When there are no environment induced noises \(r^{(1)}_E\) and \(r^{(2)}_E\), using bigger window size \(n_w\) can improve the precision. However, comparing to centering on averages of all traces, we can prove that centering the moving averages only loses \(O(1/n_w)\) proportion of statistical efficiency under model (6). More precisely, denote the theoretical optimal leakage detection statistic as

$$\begin{aligned} \varDelta = (L^{(1)}_A - c^{(1)})(L^{(2)}_A - c^{(2)}) - (L^{(1)}_B - c^{(1)})(L^{(2)}_B - c^{(2)}). \end{aligned}$$
(8)

And denote the leakage detection statistic using moving average of a window size \(n_w\) as

$$\begin{aligned} D=(L^{(1)}_A - \bar{L}^{(1)}_A)(L^{(2)}_A - \bar{L}^{(2)}_A) - (L^{(1)}_B - \bar{L}^{(1)}_B)(L^{(2)}_B - \bar{L}^{(2)}_B). \end{aligned}$$
(9)

Then for large sample size n, the t-test statistic (3) is approximately \(t_p(D) \approx E(D)/\sqrt{Var(D)/n}\), and the optimal leakage detection t-test statistic is approximately \(t_p(\varDelta ) \approx E(\varDelta )/\sqrt{Var(\varDelta )/n}\). A quantitative comparison of these two statistic is given in the next Theorem.

Theorem 1

Under the second-order leakage model (6),

$$\begin{aligned} \frac{E(D)}{\sqrt{Var(D)/n}} \frac{\sqrt{Var(\varDelta )/n}}{E(\varDelta )} = 1 - \frac{\eta }{n_w}+ O(\frac{1}{n_w^2}), \end{aligned}$$
(10)

where the factor \(\eta \) is given by

$$\begin{aligned} \eta =&\frac{1}{Var(\varDelta )}[Var(V^{(1)}_A) Var(V^{(2)}_A) + Var(V^{(1)}_B) Var(V^{(2)}_B) + E^2(V^{(1)}_{A}V^{(2)}_{A}) \\&+ E^2(V^{(1)}_B V^{(2)}_B) - Var(V^{(1)}_A V^{(2)}_A)- Var(V^{(1)}_B V^{(2)}_B)]. \end{aligned}$$

The proof of Theorem 1 is provided in Appendix A.

The factor \(\eta \) is usually small. When the noise variances \(\sigma _1^2\) and \(\sigma _2^2\) are big (so that the leakage is hard to detect), this factor \(\eta = O[1/(\sigma _1^2\sigma _2^2)] \approx 0\). For practical situations, often \(\eta <1\). Hence using, say, \(n_w=100\) make the leakage detection statistic robust to environmental noises \(r^{(1)}_E\) and \(r^{(2)}_E\), at the price of a very small statistical efficiency loss when no environmental noises exist. Therefore, we recommend this paired moving-average based t-test (MA-t-test) over the existing tests.
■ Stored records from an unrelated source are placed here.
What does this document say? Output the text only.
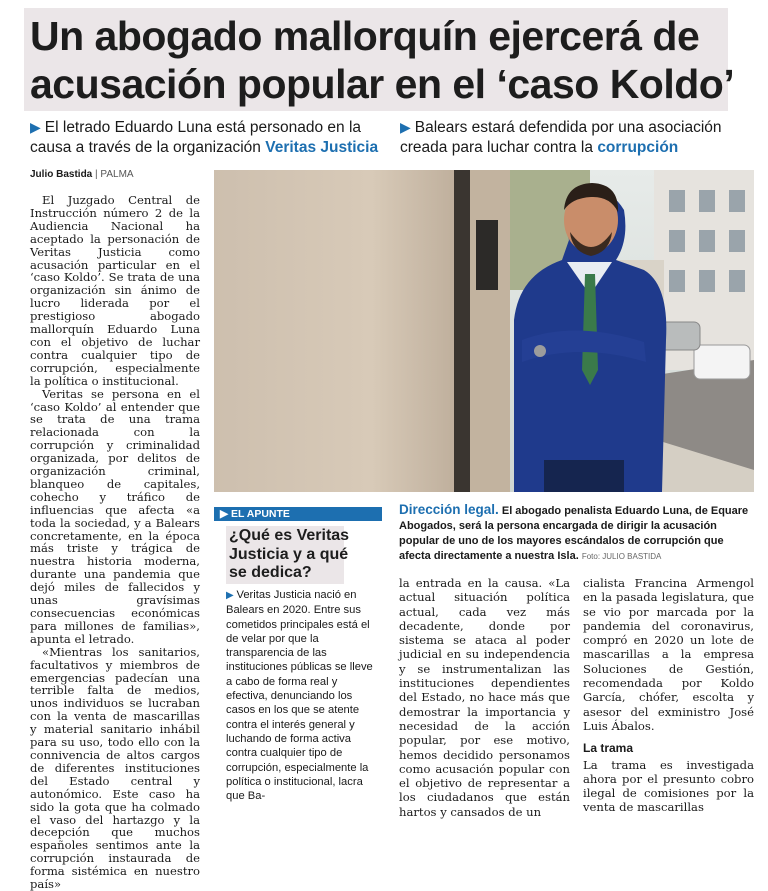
Un abogado mallorquín ejercerá de acusación popular en el ‘caso Koldo’
▶ El letrado Eduardo Luna está personado en la causa a través de la organización Veritas Justicia
▶ Balears estará defendida por una asociación creada para luchar contra la corrupción
Julio Bastida | PALMA

El Juzgado Central de Instrucción número 2 de la Audiencia Nacional ha aceptado la personación de Veritas Justicia como acusación particular en el ‘caso Koldo’. Se trata de una organización sin ánimo de lucro liderada por el prestigioso abogado mallorquín Eduardo Luna con el objetivo de luchar contra cualquier tipo de corrupción, especialmente la política o institucional.

Veritas se persona en el ‘caso Koldo’ al entender que se trata de una trama relacionada con la corrupción y criminalidad organizada, por delitos de organización criminal, blanqueo de capitales, cohecho y tráfico de influencias que afecta «a toda la sociedad, y a Balears concretamente, en la época más triste y trágica de nuestra historia moderna, durante una pandemia que dejó miles de fallecidos y unas gravísimas consecuencias económicas para millones de familias», apunta el letrado.

«Mientras los sanitarios, facultativos y miembros de emergencias padecían una terrible falta de medios, unos individuos se lucraban con la venta de mascarillas y material sanitario inhábil para su uso, todo ello con la connivencia de altos cargos de diferentes instituciones del Estado central y autonómico. Este caso ha sido la gota que ha colmado el vaso del hartazgo y la decepción que muchos españoles sentimos ante la corrupción instaurada de forma sistémica en nuestro país»

▶ EL APUNTE
¿Qué es Veritas Justicia y a qué se dedica?
▶ Veritas Justicia nació en Balears en 2020. Entre sus cometidos principales está el de velar por que la transparencia de las instituciones públicas se lleve a cabo de forma real y efectiva, denunciando los casos en los que se atente contra el interés general y luchando de forma activa contra cualquier tipo de corrupción, especialmente la política o institucional, lacra que Ba-
Dirección legal. El abogado penalista Eduardo Luna, de Equare Abogados, será la persona encargada de dirigir la acusación popular de uno de los mayores escándalos de corrupción que afecta directamente a nuestra Isla. Foto: JULIO BASTIDA

la entrada en la causa. «La actual situación política actual, cada vez más decadente, donde por sistema se ataca al poder judicial en su independencia y se instrumentalizan las instituciones dependientes del Estado, no hace más que demostrar la importancia y necesidad de la acción popular, por ese motivo, hemos decidido personamos como acusación popular con el objetivo de representar a los ciudadanos que están hartos y cansados de un

cialista Francina Armengol en la pasada legislatura, que se vio por marcada por la pandemia del coronavirus, compró en 2020 un lote de mascarillas a la empresa Soluciones de Gestión, recomendada por Koldo García, chófer, escolta y asesor del exministro José Luis Ábalos.

La trama

La trama es investigada ahora por el presunto cobro ilegal de comisiones por la venta de mascarillas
We can also estimate the optimal window size \(n_w\) with some rough ideas of environmental noise fluctuation. The potential harm in using too wide a window is to introduce bias in the estimated centering quantities. Let the environmental noise be described as \(r_E(t)\) for the \(t=1,2, ..., T\) traces, and \(\sum _{t=1}^T r_E(t)=0\). Then the environmental noise induced bias in the moving average is bounded as \(b \le a_0 n_w^2/2\) where \(a_0\) is the maximum of the derivative \(|r_E'(t)|\). Let \(\varDelta ^*_b\) denote the test statistic in Eq. (8) where the centering quantities \(c^{(1)}\) and \(c^{(2)}\) are each biased by the amount b. Then, (see Appendix B), \(E(\varDelta ^*_b)=E(\varDelta )\) and

$$\begin{aligned} \frac{Var(\varDelta ^*_b)}{Var(\varDelta )} = 1 + \frac{b^2 \eta ^*}{Var(\varDelta )}+ o({n_w^4}) \le 1 + \frac{a_0^2 n_w^4 \eta ^*}{4 Var(\varDelta )}+ o({n_w^4}), \end{aligned}$$
(11)

bounds the harm of using a too big \(n_w\) value, where \(\eta ^*\) is

$$\begin{aligned} Var(L^{(1)}_A)+ Var(L^{(2)}_A) + Var(L^{(1)}_B) + Var(L^{(2)}_B) + 2 E(V^{(1)}_{A}V^{(2)}_{A}) + 2 E(V^{(1)}_B V^{(2)}_B). \end{aligned}$$

Matching the Eqs. (10) and (11), we can estimate the optimal window size from \(n_w^5 \approx \)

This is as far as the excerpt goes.